One week waiting for an assessment or a piece of equipment is like a year in most people’s lives, because they are an everyday essential to help us live as normal a life as possible and die with dignity
– Liam Dwyer, who is living with MND
People with MND have the right to maximise their quality of life.
This means timely and appropriate access to:
- home adaptations
- wheelchairs and suitable housing
- support and benefits.
A person with MND can access a number of services and care support within their local authority. This does vary in quality and what is available depending on their location. However, the person has a right to a needs assessment if they appear to require care or support to maintain daily life. Their wishes must be taken into consideration when exploring options to achieve day-to-day goals. Carers should also be offered an assessment by the local authority.

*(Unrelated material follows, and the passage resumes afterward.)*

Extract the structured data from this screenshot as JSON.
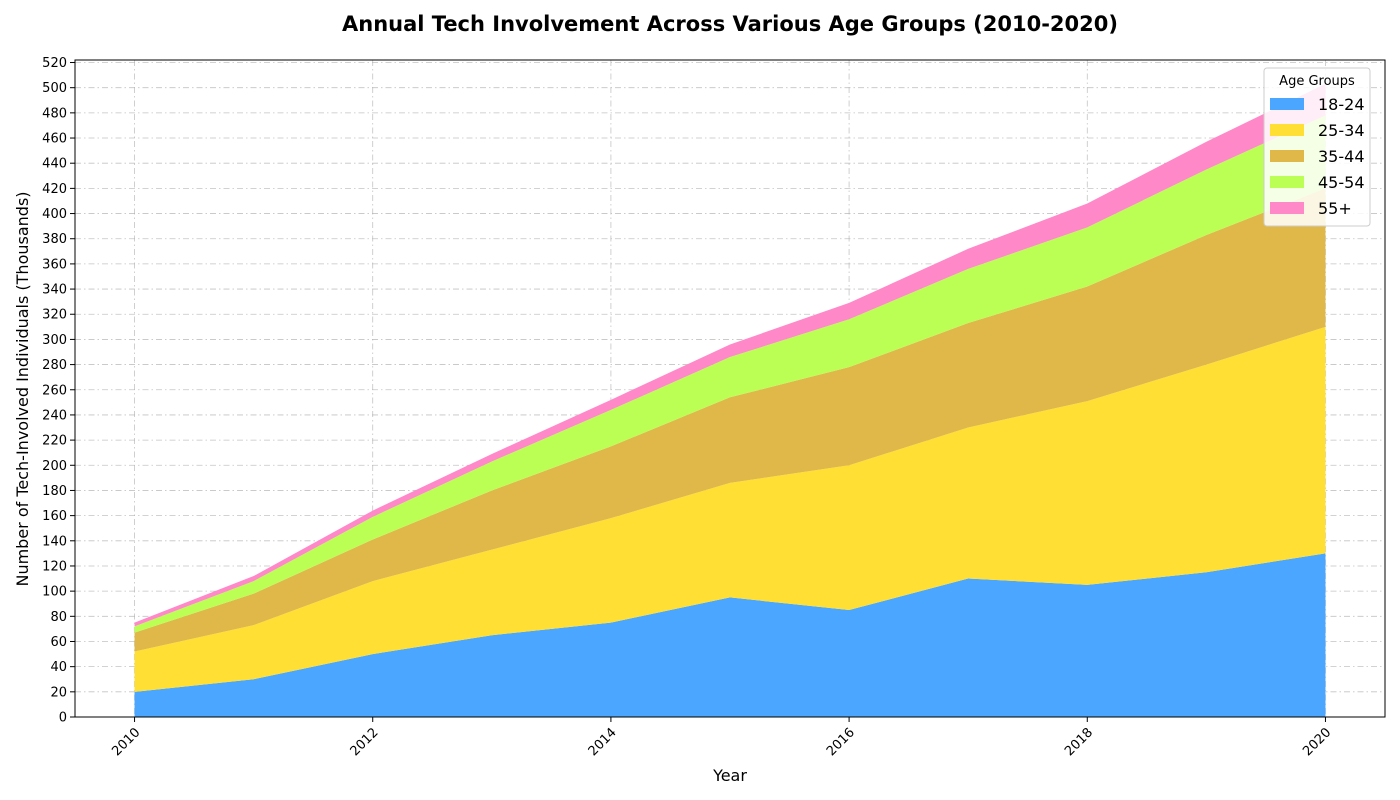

Initially an assessment of their needs will be undertaken and is usually conducted by an appropriately qualified person eg. a social worker. This assessment will highlight any services they can receive and produce an agreed care and support plan. This may include care in the home, or referral to other local support services such as: relevant health professionals, relevant social care professionals, care services and agencies, community palliative care, day therapy units (often linked to hospices) counselling, respite services, financial and benefits advice, useful local or national charities.
Being diagnosed with a debilitating disease is scary enough without having to worry about the financial impact. As MND progresses, people will need to make adjustments to their life and their home, with often costly effects.
Be sure to talk to the person and their loved ones about their options. Explain that there is help available and that they could visit the MND Association for more details. Benefits and entitlement information is also available.